AP Photo / Jason DeCrow Madhu Narula, de Kings Park, NY, reage após ouvir o nome de sua filha, Manika Narula, retratado na camisa abaixo, entre os nomes das vítimas do 11 de setembro, lido durante uma cerimônia que marca o 10º aniversário de os ataques no Memorial Nacional do 11 de setembro no local do World Trade Center, domingo, 11 de setembro de 2011, em Nova York.

STAN HONDA / AFP / Getty Images Iba Cedeno segura uma fotografia de sua parceira Catherine Theresa Smith no Memorial do 11 de setembro de 2011 em Nova York, quando os EUA marcam o 10º aniversário dos ataques de 11 de setembro de 2001.

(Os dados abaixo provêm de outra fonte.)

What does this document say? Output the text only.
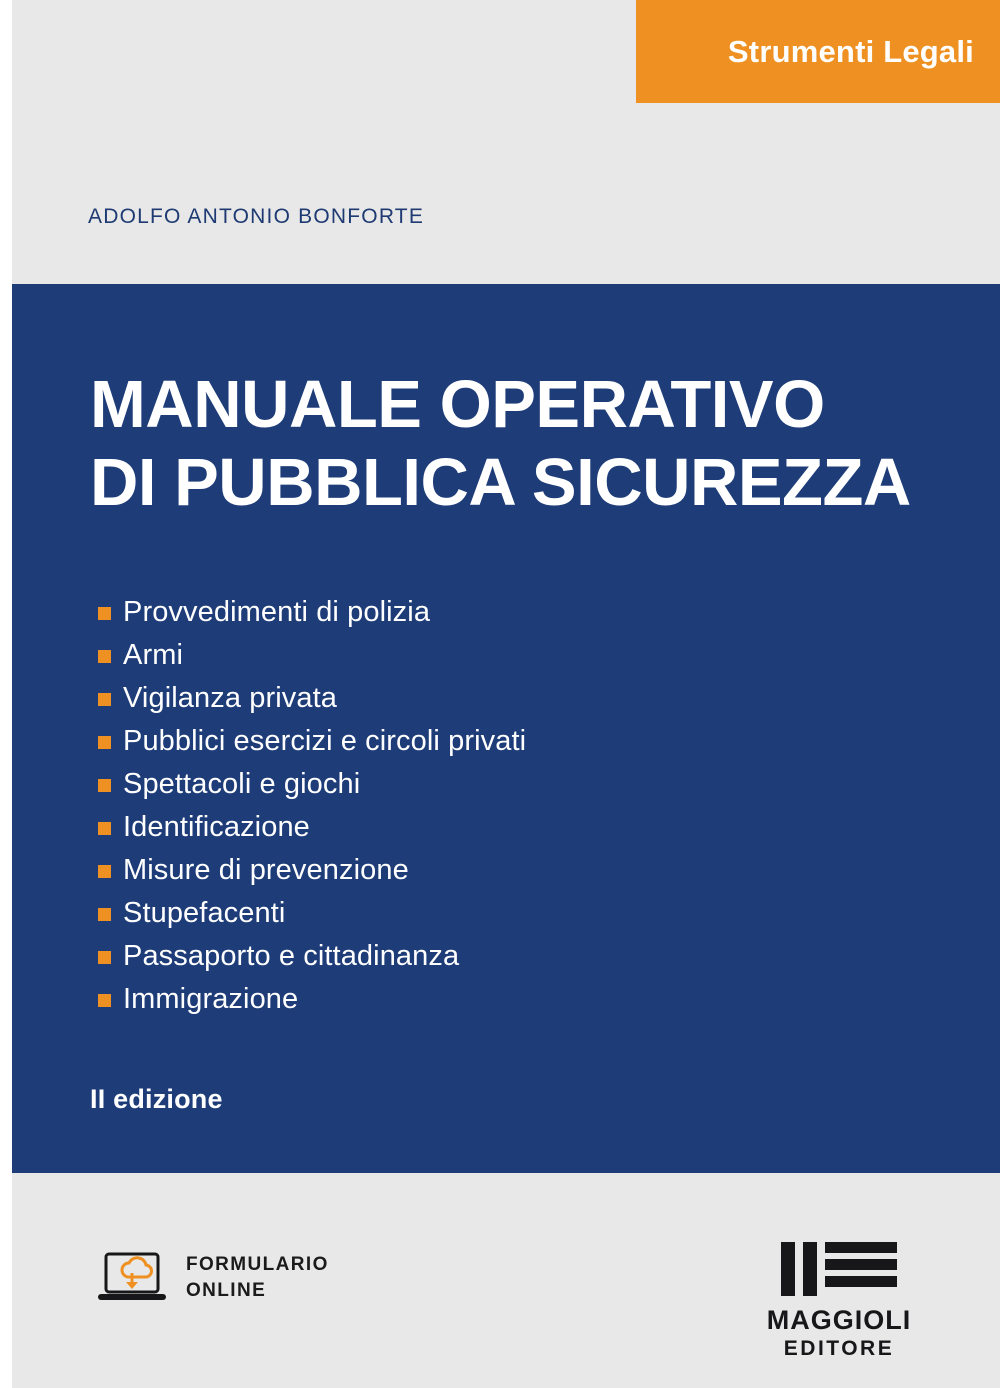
Strumenti Legali
ADOLFO ANTONIO BONFORTE
MANUALE OPERATIVO
DI PUBBLICA SICUREZZA
Provvedimenti di polizia
Armi
Vigilanza privata
Pubblici esercizi e circoli privati
Spettacoli e giochi
Identificazione
Misure di prevenzione
Stupefacenti
Passaporto e cittadinanza
Immigrazione
II edizione
FORMULARIO
ONLINE
MAGGIOLI
EDITORE
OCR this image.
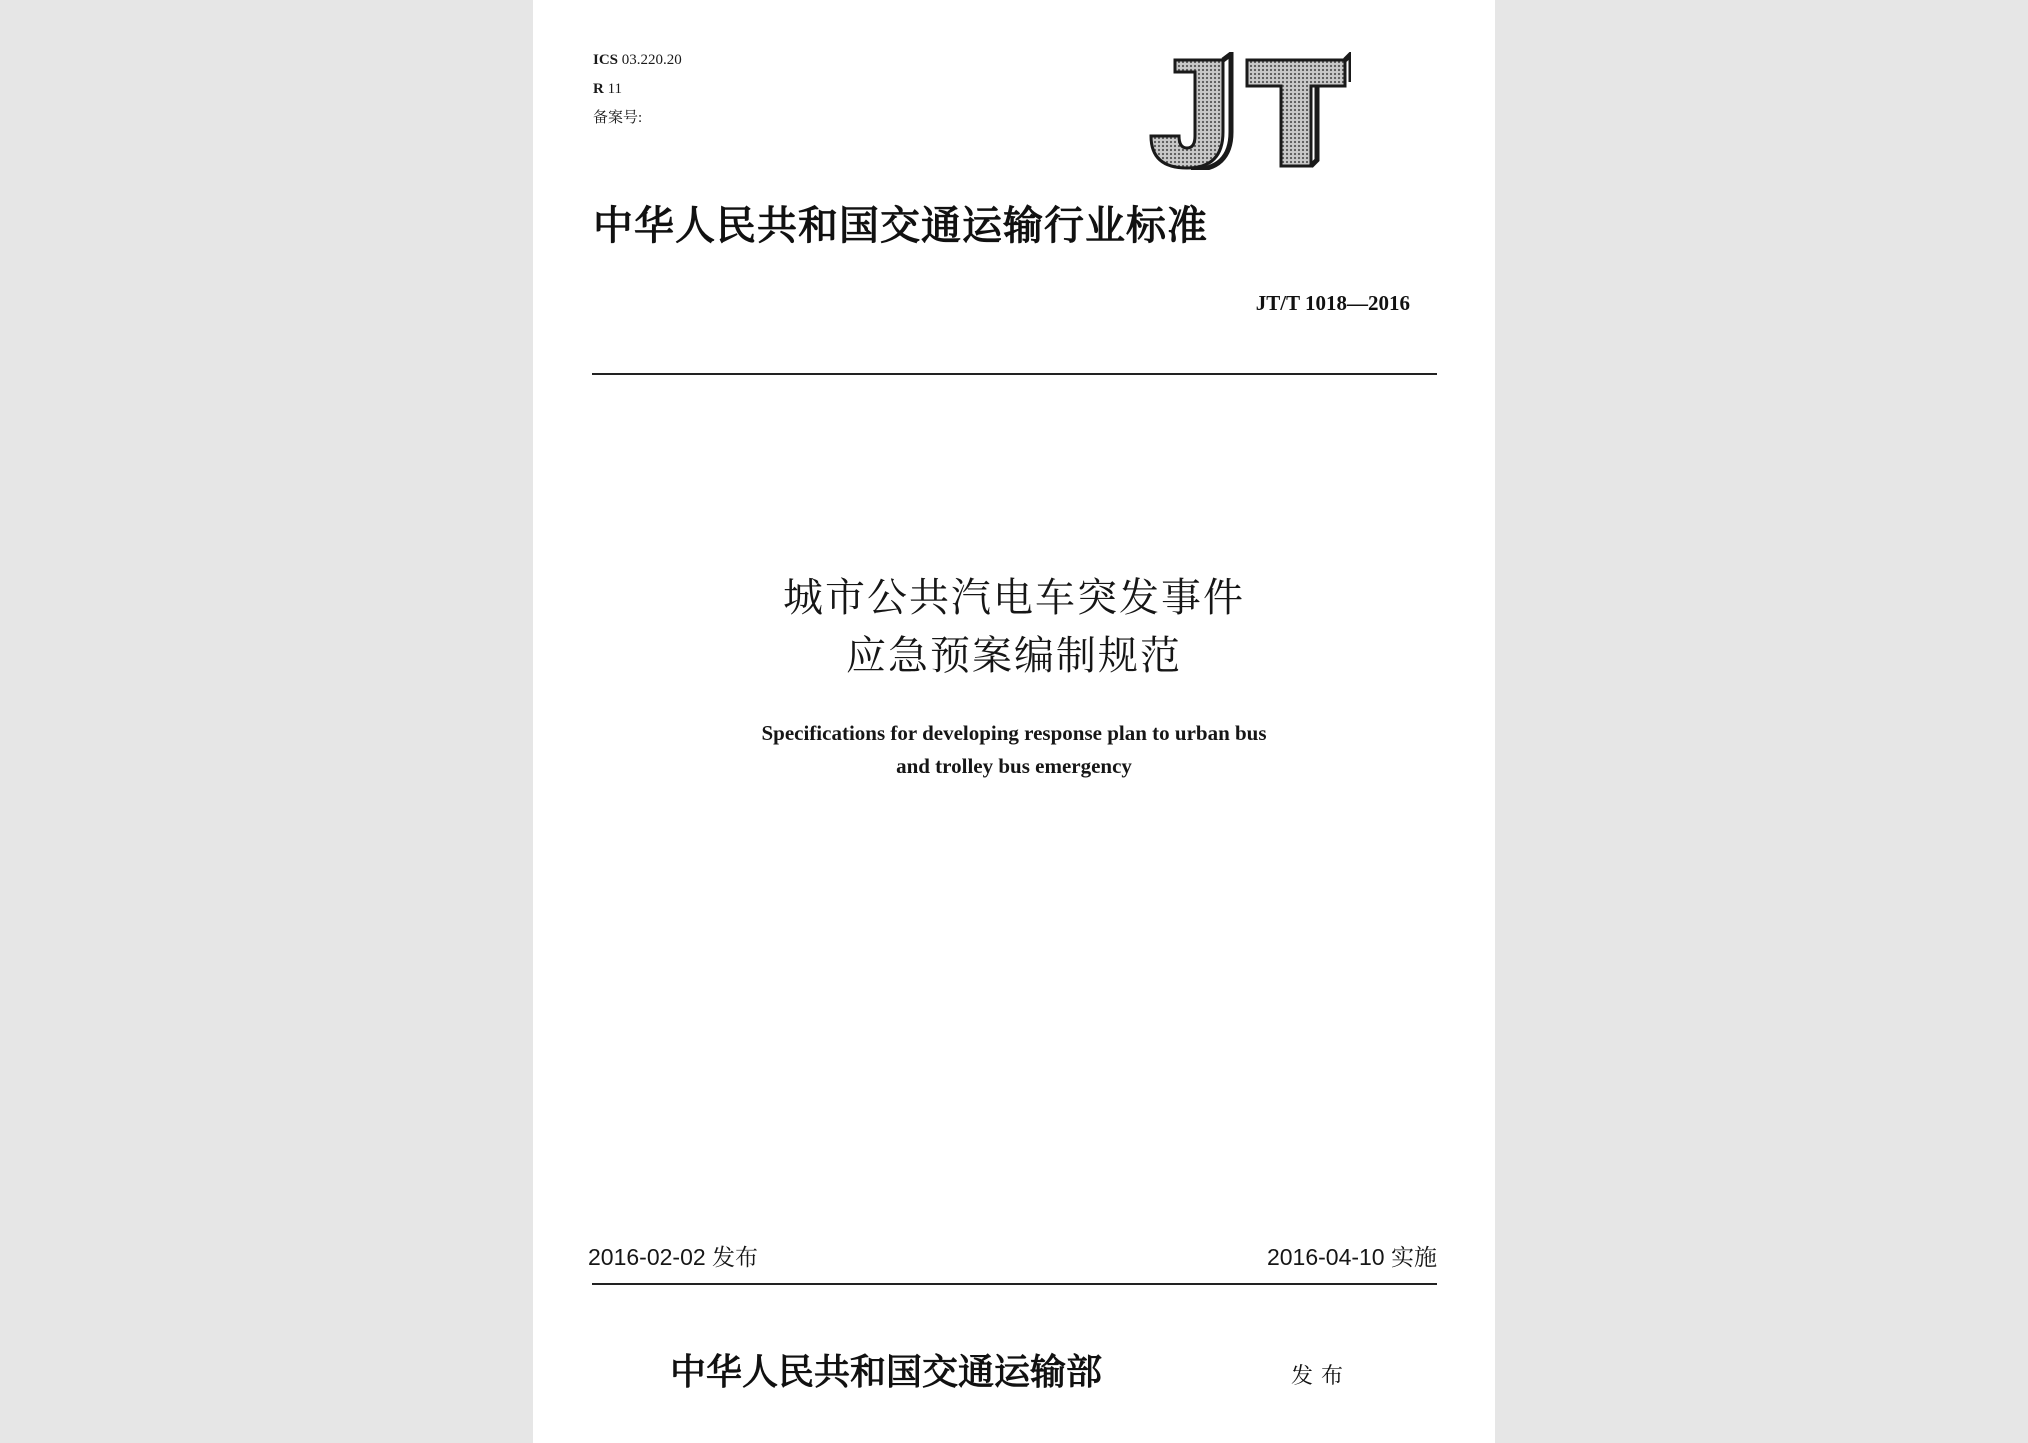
ICS 03.220.20
R 11
备案号:
中华人民共和国交通运输行业标准
JT/T 1018—2016
城市公共汽电车突发事件
应急预案编制规范
Specifications for developing response plan to urban bus
and trolley bus emergency
2016-02-02 发布	2016-04-10 实施
中华人民共和国交通运输部	发布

AP Photo / Craig Ruttle Judy Busta de Protivin, Iowa, está diante de fitas de memória na Capela de St. Paul perto do marco zero em 11 de setembro de 2011, quando ela veio a Nova York para comemorar o 10º aniversário dos ataques no World Trade Center.

AP Photo / Oded Balilty People chega à cerimônia que marca o 10º aniversário dos ataques terroristas de 11 de setembro no World Trade Center, fora do local do marco zero em Nova York, 11 de setembro de 2011.

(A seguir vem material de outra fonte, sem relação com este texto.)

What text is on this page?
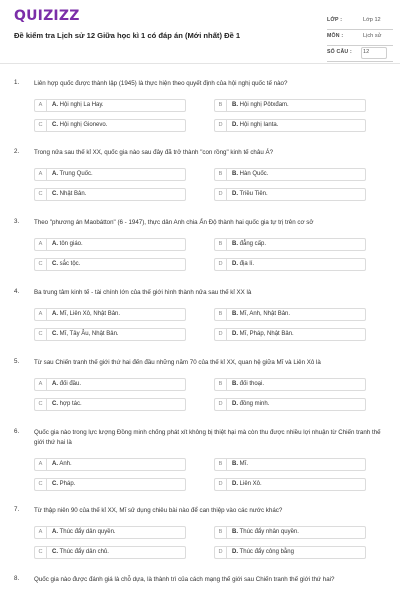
QUIZIZZ
Đề kiểm tra Lịch sử 12 Giữa học kì 1 có đáp án (Mới nhất) Đề 1
LỚP :	Lớp 12
MÔN :	Lịch sử
SỐ CÂU : 12
1. Liên hợp quốc được thành lập (1945) là thực hiện theo quyết định của hội nghị quốc tế nào?
A	A. Hội nghị La Hay.	B	B. Hội nghị Pôtxđam.
C	C. Hội nghị Gionevo.	D	D. Hội nghị Ianta.
2. Trong nửa sau thế kỉ XX, quốc gia nào sau đây đã trở thành "con rồng" kinh tế châu Á?
A	A. Trung Quốc.	B	B. Hàn Quốc.
C	C. Nhật Bản.	D	D. Triều Tiên.
3. Theo "phương án Maobátton" (6 - 1947), thực dân Anh chia Ấn Độ thành hai quốc gia tự trị trên cơ sở
A	A. tôn giáo.	B	B. đẳng cấp.
C	C. sắc tộc.	D	D. địa lí.
4. Ba trung tâm kinh tế - tài chính lớn của thế giới hình thành nửa sau thế kỉ XX là
A	A. Mĩ, Liên Xô, Nhật Bản.	B	B. Mĩ, Anh, Nhật Bản.
C	C. Mĩ, Tây Âu, Nhật Bản.	D	D. Mĩ, Pháp, Nhật Bản.
5. Từ sau Chiến tranh thế giới thứ hai đến đầu những năm 70 của thế kỉ XX, quan hệ giữa Mĩ và Liên Xô là
A	A. đối đầu.	B	B. đối thoại.
C	C. hợp tác.	D	D. đồng minh.
6. Quốc gia nào trong lực lượng Đồng minh chống phát xít không bị thiệt hại mà còn thu được nhiều lợi nhuận từ Chiến tranh thế giới thứ hai là
A	A. Anh.	B	B. Mĩ.
C	C. Pháp.	D	D. Liên Xô.
7. Từ thập niên 90 của thế kỉ XX, Mĩ sử dụng chiêu bài nào để can thiệp vào các nước khác?
A	A. Thúc đẩy dân quyền.	B	B. Thúc đẩy nhân quyền.
C	C. Thúc đẩy dân chủ.	D	D. Thúc đẩy công bằng
8. Quốc gia nào được đánh giá là chỗ dựa, là thành trì của cách mạng thế giới sau Chiến tranh thế giới thứ hai?
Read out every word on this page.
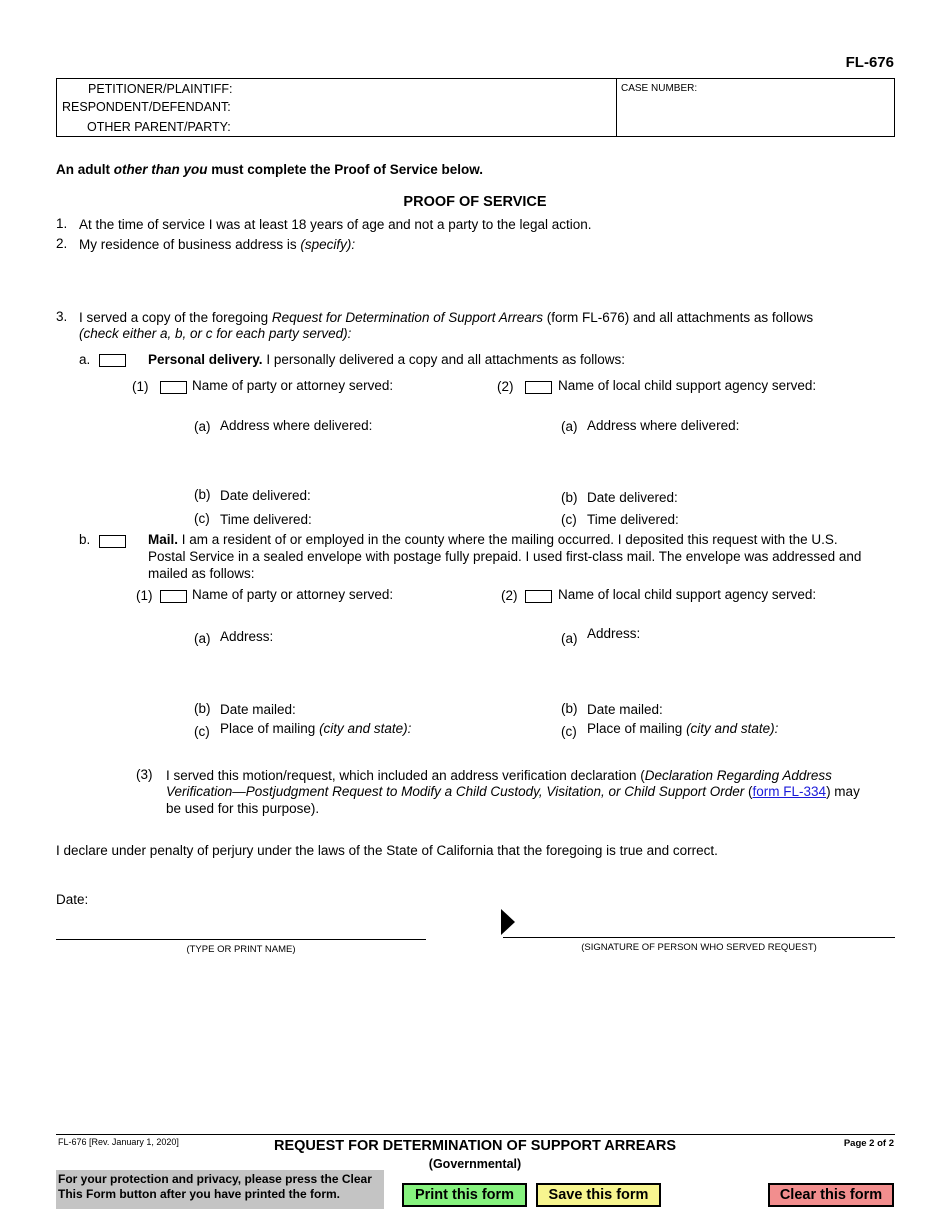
FL-676
PETITIONER/PLAINTIFF:
RESPONDENT/DEFENDANT:
OTHER PARENT/PARTY:
CASE NUMBER:
An adult other than you must complete the Proof of Service below.
PROOF OF SERVICE
1. At the time of service I was at least 18 years of age and not a party to the legal action.
2. My residence of business address is (specify):
3. I served a copy of the foregoing Request for Determination of Support Arrears (form FL-676) and all attachments as follows
(check either a, b, or c for each party served):
a.	Personal delivery. I personally delivered a copy and all attachments as follows:
(1)	Name of party or attorney served:	(2)	Name of local child support agency served:
(a) Address where delivered:	(a) Address where delivered:
(b) Date delivered:	(b) Date delivered:
(c) Time delivered:	(c) Time delivered:
b.	Mail. I am a resident of or employed in the county where the mailing occurred. I deposited this request with the U.S.
Postal Service in a sealed envelope with postage fully prepaid. I used first-class mail. The envelope was addressed and
mailed as follows:
(1)	Name of party or attorney served:	(2)	Name of local child support agency served:
(a) Address:	(a) Address:
(b) Date mailed:	(b) Date mailed:
(c) Place of mailing (city and state):	(c) Place of mailing (city and state):
(3) I served this motion/request, which included an address verification declaration (Declaration Regarding Address
Verification—Postjudgment Request to Modify a Child Custody, Visitation, or Child Support Order (form FL-334) may
be used for this purpose).
I declare under penalty of perjury under the laws of the State of California that the foregoing is true and correct.
Date:
(TYPE OR PRINT NAME)	(SIGNATURE OF PERSON WHO SERVED REQUEST)
FL-676 [Rev. January 1, 2020]	REQUEST FOR DETERMINATION OF SUPPORT ARREARS
(Governmental)
Page 2 of 2
For your protection and privacy, please press the Clear This Form button after you have printed the form.	Print this form	Save this form	Clear this form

Todd Heisler-Pool / Getty Images Os nomes das pessoas mortas nos ataques de 11 de setembro brilham ao longo da borda da piscina sul do Memorial do 11 de setembro antes das cerimônias do décimo aniversário dos ataques terroristas de 11 de setembro de 2001 no World Trade Site do centro, 11 de setembro de 2011 na cidade de Nova York. A cidade de Nova York e o país estão comemorando o décimo aniversário dos ataques terroristas na parte baixa de Manhattan, que resultaram na morte de 2.753 pessoas depois que dois aviões sequestrados colidiram com o World Trade Center.

Seth Wenig-Pool / Getty Images Um bombeiro toca grampos na conclusão de uma cerimônia que marca o décimo aniversário dos ataques terroristas de 11 de setembro de 2001, no local do World Trade Center, em 11 de setembro de 2011 na cidade de Nova York.

AP Photo / Mark Lennihan One World Trade Center se ergue sobre o local, domingo, 11 de setembro de 2011 em Nova York. Uma década se passou desde o dia de setembro11 ataques quando terroristas colidiram com aviões sequestrados no World Trade Center e no Pentágono, e um quarto avião colidiu com um campo na zona rural do oeste da Pensilvânia.

AP Photo / Mark Lennihan O World Trade Center está brilhando na luz, domingo, 11 de setembro de 2011 em Nova York. Um World Trade Center está à esquerda, 4 World Trade Center está à direita e as cachoeiras memoriais estão na parte inferior central e inferior direita.

AP Photo / Mary Altaffer Christine Corday dá os retoques finais nos painéis de nomes na piscina norte do National September 11 Memorial, antes de uma cerimônia que marca o 10º aniversário dos ataques no local do World Trade Center no domingo, 11 de setembro de 2011 em Nova York .

Andrew Burton / Getty Images Na noite anterior ao décimo aniversário de 11 de setembro, dois feixes de luz, intitulados "Tribute in Light", são projetados no céu em homenagem aos ataques de 11 de setembro de 2001 aos edifícios do World Trade Center. A cidade de Nova York e o país estão comemorando o décimo aniversário dos ataques terroristas na parte baixa de Manhattan, que resultaram na morte de 2.753 pessoas no World Trade Center.